Aradeon founded the Sankore Institute for African Environment and Development in Lagos, which he headed for many years. He co-founded the non-profit organization Build with Earth for the promotion of building with earth. In 1977, he curated the African Architectural Technology Exhibition for the Festival of African Cultures in Lagos. He was curator of the exhibition "Views of Lagos" and was shown at the ifa galleries in Stuttgart 2004–2005 Berlin. In 2007, his research focused on movement of forms and antecedents of Afro-Brazilian spaces.

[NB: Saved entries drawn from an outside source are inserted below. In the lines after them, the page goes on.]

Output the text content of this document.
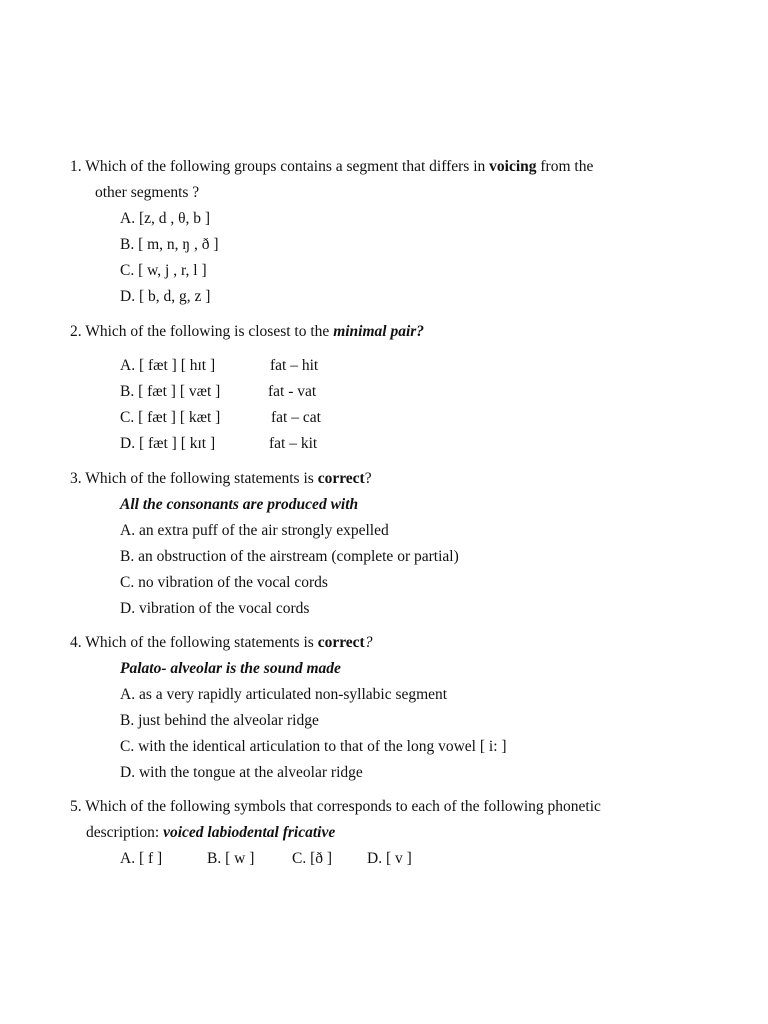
1. Which of the following groups contains a segment that differs in voicing from the
other segments ?
A. [z, d , θ, b ]
B. [ m, n, ŋ , ð ]
C. [ w, j , r, l ]
D. [ b, d, g, z ]
2. Which of the following is closest to the minimal pair?
A. [ fæt ] [ hɪt ]	fat – hit
B. [ fæt ] [ væt ]	fat - vat
C. [ fæt ] [ kæt ]	fat – cat
D. [ fæt ] [ kɪt ]	fat – kit
3. Which of the following statements is correct?
All the consonants are produced with
A. an extra puff of the air strongly expelled
B. an obstruction of the airstream (complete or partial)
C. no vibration of the vocal cords
D. vibration of the vocal cords
4. Which of the following statements is correct?
Palato- alveolar is the sound made
A. as a very rapidly articulated non-syllabic segment
B. just behind the alveolar ridge
C. with the identical articulation to that of the long vowel [ i: ]
D. with the tongue at the alveolar ridge
5. Which of the following symbols that corresponds to each of the following phonetic
description: voiced labiodental fricative
A. [ f ]	B. [ w ] C. [ð ] D. [ v ]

Aradeon was licensed as an architect in Nigeria. In addition to his academic work as a lecturer, he was also the founding partner of the architectural firm Studio 4 Associates, shown at Documenta 12 in Kassel. He designed, among other projects, residential buildings in Ibadan and Lagos, the elementary school buildings for the University of Lagos Women Society, the entire campus of the Lagos State University (1988), the showrooms and offices of the National Council of Arts and Culture in Iganmu, Lagos, the auditorium of the University of Port Harcourt and the National Cultural Complex in Abuja (2003).

Aradeon lived and worked in Lagos. Aradeon died on September 30, 2024, at the age of 90.

==Selected publications==
- David Aradeon (1998). "Architecture: The Search for Identity and Continuity (an Inaugural Lecture Delivered at the University of Lagos)"
- David Aradeon (1977). "African Architectural Technology exhibitions"
- David Aradeon, Siyanbola Tomori and Ajato Gandonu. Medium and Small Size Settlement in Development Strategy in Badagry-Porto Novo Region. In Booshan, B. S. (ed.), Towards Alternative Settlement Strategies: The Role of Small and Intermediate Centers in the Development Process. New York: Heritage Publishers, 1980.